The Yonaguni Monument is a submerged rock formation lying 5–27 metres below the surface, approximately 150 metres long and 40 metres wide. Its most striking features are a series of flat terraces with near-vertical faces — the largest terrace dropping about 9 metres in a nearly vertical cliff — giving the whole structure the appearance of a stepped ziggurat when viewed from the right angle.
Specific features that have attracted attention include: a triangular depression sometimes called a "star-shaped platform"; a rock column that appears to stand independently; what look like stone tools found in the vicinity; a narrow channel running along one face; and an arrangement of stones that some interpret as a road or pathway. The formation is made of sandstone and mudstone, the local rock type. The site became known as the "Japanese Atlantis" after early media coverage.
The formation sits in waters that were above sea level during the last Ice Age — around 8,000–10,000 BCE. If the structure is artificial, it dates to that period, predating any known settled civilisation in Japan by thousands of years.

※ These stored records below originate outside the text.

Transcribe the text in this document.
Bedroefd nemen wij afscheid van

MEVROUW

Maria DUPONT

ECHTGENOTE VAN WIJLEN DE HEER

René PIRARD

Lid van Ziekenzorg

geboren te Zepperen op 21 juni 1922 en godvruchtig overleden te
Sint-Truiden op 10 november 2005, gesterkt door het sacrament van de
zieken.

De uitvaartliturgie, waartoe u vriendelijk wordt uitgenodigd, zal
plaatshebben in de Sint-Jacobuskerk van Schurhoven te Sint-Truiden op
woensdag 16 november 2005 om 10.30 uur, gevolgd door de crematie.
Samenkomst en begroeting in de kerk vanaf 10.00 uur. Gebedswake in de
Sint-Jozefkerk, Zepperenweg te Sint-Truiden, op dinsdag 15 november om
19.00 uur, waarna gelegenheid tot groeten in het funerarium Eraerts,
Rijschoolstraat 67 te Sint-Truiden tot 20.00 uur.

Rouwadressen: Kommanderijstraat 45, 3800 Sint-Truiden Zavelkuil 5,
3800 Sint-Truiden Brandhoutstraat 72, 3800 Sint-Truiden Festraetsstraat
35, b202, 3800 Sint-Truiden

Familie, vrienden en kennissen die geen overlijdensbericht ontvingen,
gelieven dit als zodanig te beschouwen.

The Jōmon period people of Japan were hunter-gatherers at this time, though sophisticated ones — the Jōmon produced the world's oldest pottery.

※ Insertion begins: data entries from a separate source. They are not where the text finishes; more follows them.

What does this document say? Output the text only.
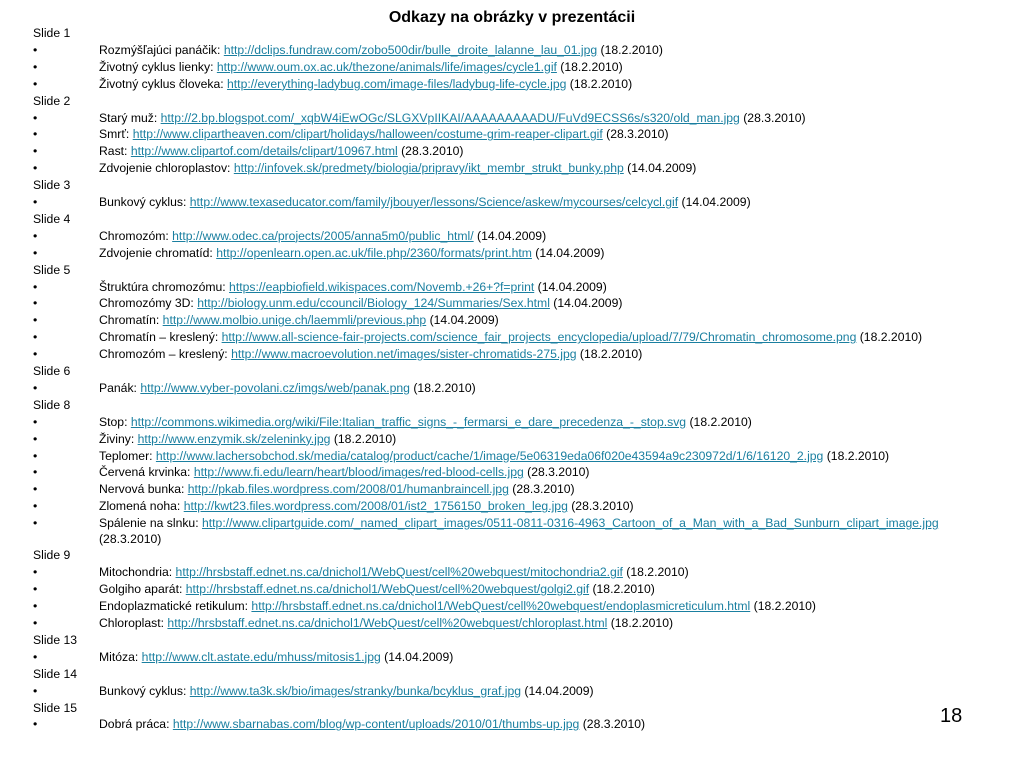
Odkazy na obrázky v prezentácii
Slide 1
•	Rozmýšľajúci panáčik: http://dclips.fundraw.com/zobo500dir/bulle_droite_lalanne_lau_01.jpg (18.2.2010)
•	Životný cyklus lienky: http://www.oum.ox.ac.uk/thezone/animals/life/images/cycle1.gif (18.2.2010)
•	Životný cyklus človeka: http://everything-ladybug.com/image-files/ladybug-life-cycle.jpg (18.2.2010)
Slide 2
•	Starý muž: http://2.bp.blogspot.com/_xqbW4iEwOGc/SLGXVpIIKAI/AAAAAAAAADU/FuVd9ECSS6s/s320/old_man.jpg (28.3.2010)
•	Smrť: http://www.clipartheaven.com/clipart/holidays/halloween/costume-grim-reaper-clipart.gif (28.3.2010)
•	Rast: http://www.clipartof.com/details/clipart/10967.html (28.3.2010)
•	Zdvojenie chloroplastov: http://infovek.sk/predmety/biologia/pripravy/ikt_membr_strukt_bunky.php (14.04.2009)
Slide 3
•	Bunkový cyklus: http://www.texaseducator.com/family/jbouyer/lessons/Science/askew/mycourses/celcycl.gif (14.04.2009)
Slide 4
•	Chromozóm: http://www.odec.ca/projects/2005/anna5m0/public_html/ (14.04.2009)
•	Zdvojenie chromatíd: http://openlearn.open.ac.uk/file.php/2360/formats/print.htm (14.04.2009)
Slide 5
•	Štruktúra chromozómu: https://eapbiofield.wikispaces.com/Novemb.+26+?f=print (14.04.2009)
•	Chromozómy 3D: http://biology.unm.edu/ccouncil/Biology_124/Summaries/Sex.html (14.04.2009)
•	Chromatín: http://www.molbio.unige.ch/laemmli/previous.php (14.04.2009)
•	Chromatín – kreslený: http://www.all-science-fair-projects.com/science_fair_projects_encyclopedia/upload/7/79/Chromatin_chromosome.png (18.2.2010)
•	Chromozóm – kreslený: http://www.macroevolution.net/images/sister-chromatids-275.jpg (18.2.2010)
Slide 6
•	Panák: http://www.vyber-povolani.cz/imgs/web/panak.png (18.2.2010)
Slide 8
•	Stop: http://commons.wikimedia.org/wiki/File:Italian_traffic_signs_-_fermarsi_e_dare_precedenza_-_stop.svg (18.2.2010)
•	Živiny: http://www.enzymik.sk/zeleninky.jpg (18.2.2010)
•	Teplomer: http://www.lachersobchod.sk/media/catalog/product/cache/1/image/5e06319eda06f020e43594a9c230972d/1/6/16120_2.jpg (18.2.2010)
•	Červená krvinka: http://www.fi.edu/learn/heart/blood/images/red-blood-cells.jpg (28.3.2010)
•	Nervová bunka: http://pkab.files.wordpress.com/2008/01/humanbraincell.jpg (28.3.2010)
•	Zlomená noha: http://kwt23.files.wordpress.com/2008/01/ist2_1756150_broken_leg.jpg (28.3.2010)
•	Spálenie na slnku: http://www.clipartguide.com/_named_clipart_images/0511-0811-0316-4963_Cartoon_of_a_Man_with_a_Bad_Sunburn_clipart_image.jpg (28.3.2010)
Slide 9
•	Mitochondria: http://hrsbstaff.ednet.ns.ca/dnichol1/WebQuest/cell%20webquest/mitochondria2.gif (18.2.2010)
•	Golgiho aparát: http://hrsbstaff.ednet.ns.ca/dnichol1/WebQuest/cell%20webquest/golgi2.gif (18.2.2010)
•	Endoplazmatické retikulum: http://hrsbstaff.ednet.ns.ca/dnichol1/WebQuest/cell%20webquest/endoplasmicreticulum.html (18.2.2010)
•	Chloroplast: http://hrsbstaff.ednet.ns.ca/dnichol1/WebQuest/cell%20webquest/chloroplast.html (18.2.2010)
Slide 13
•	Mitóza: http://www.clt.astate.edu/mhuss/mitosis1.jpg (14.04.2009)
Slide 14
•	Bunkový cyklus: http://www.ta3k.sk/bio/images/stranky/bunka/bcyklus_graf.jpg (14.04.2009)
Slide 15
•	Dobrá práca: http://www.sbarnabas.com/blog/wp-content/uploads/2010/01/thumbs-up.jpg (28.3.2010)	18
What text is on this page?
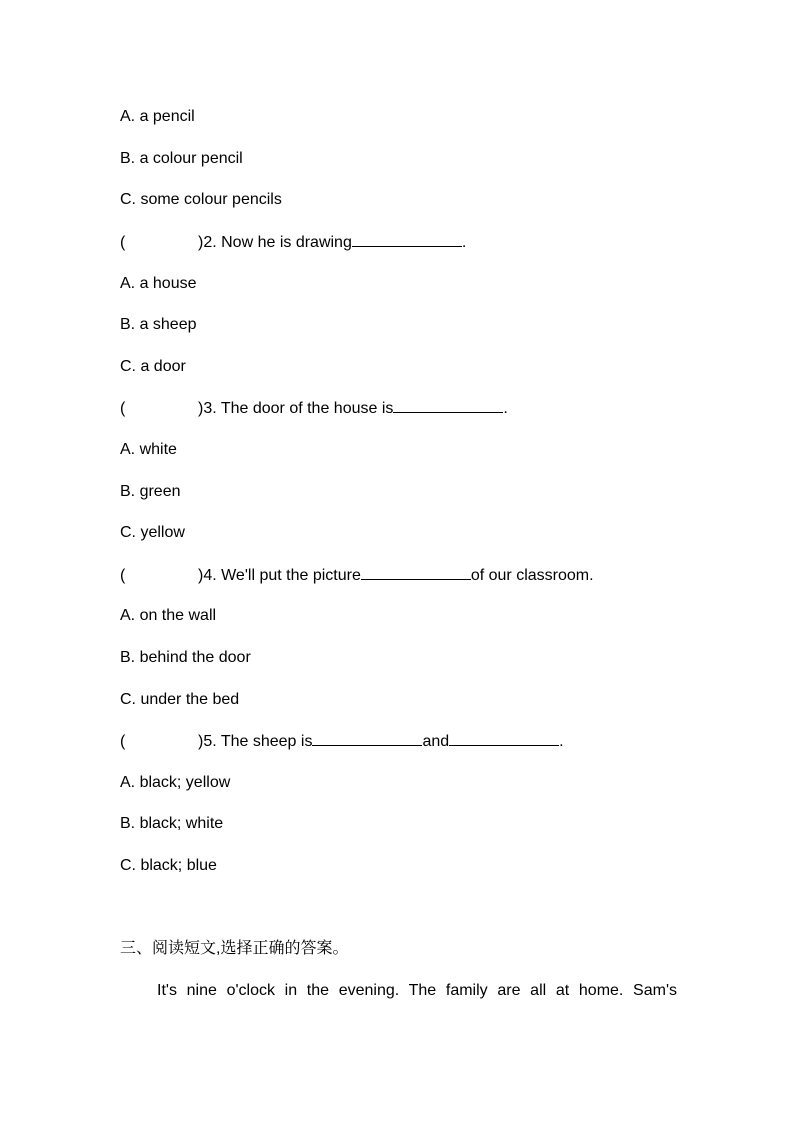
A. a pencil
B. a colour pencil
C. some colour pencils
(	)2. Now he is drawing	.
A. a house
B. a sheep
C. a door
(	)3. The door of the house is	.
A. white
B. green
C. yellow
(	)4. We'll put the picture	of our classroom.
A. on the wall
B. behind the door
C. under the bed
(	)5. The sheep is	and	.
A. black; yellow
B. black; white
C. black; blue
三、阅读短文,选择正确的答案。
It's nine o'clock in the evening. The family are all at home. Sam's
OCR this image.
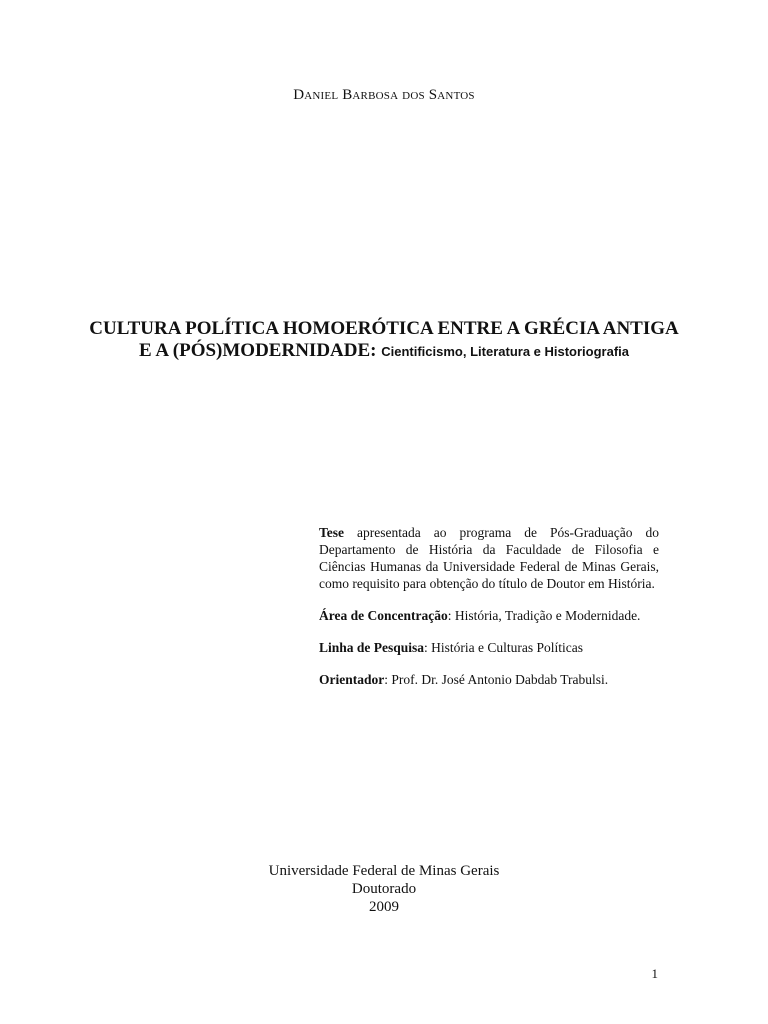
Daniel Barbosa dos Santos
CULTURA POLÍTICA HOMOERÓTICA ENTRE A GRÉCIA ANTIGA
E A (PÓS)MODERNIDADE: Cientificismo, Literatura e Historiografia

Tese apresentada ao programa de Pós-Graduação do Departamento de História da Faculdade de Filosofia e Ciências Humanas da Universidade Federal de Minas Gerais, como requisito para obtenção do título de Doutor em História.

Área de Concentração: História, Tradição e Modernidade.

Linha de Pesquisa: História e Culturas Políticas

Orientador: Prof. Dr. José Antonio Dabdab Trabulsi.

Universidade Federal de Minas Gerais
Doutorado
2009
1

The Yonaguni structure is the one alternative archaeology site I have visited where I genuinely cannot be certain. Natural processes can produce what is there — but I cannot be entirely sure they did. The honest answer is that I don't know.
— Robert Schoch, Forgotten CivilizationWhy this case is different: Unlike the Bosnian Pyramids or most alternative archaeology claims, Yonaguni has not been definitively dismissed by all relevant experts. A peer-reviewed case for artificial origin has been published by a credentialed researcher. A credentialed geologist (Schoch) who has dived the site extensively says he cannot be certain either way. This is genuinely unresolved in a way that most alternative sites are not. The honest position is uncertainty.
Whatever Yonaguni turns out to be, the broader question it raises is important: vast areas of continental shelf that were above sea level during the Ice Age are now submerged. Human populations lived in coastal areas worldwide for hundreds of thousands of years — and coastal settlements are now underwater. The systematic underwater archaeology of submerged prehistoric coastlines is genuinely in its infancy, limited by the difficulty and expense of underwater work.
Sites that were dry land 10,000 years ago now lie under 50–120 metres of water in many parts of the world. The Gulf of Cambay in India, Doggerland in the North Sea (once habitable land connecting Britain to continental Europe), and the now-submerged continental shelves of Southeast Asia all represent lost landscapes that contained human populations. A fuller picture of prehistory will require finding ways to investigate them.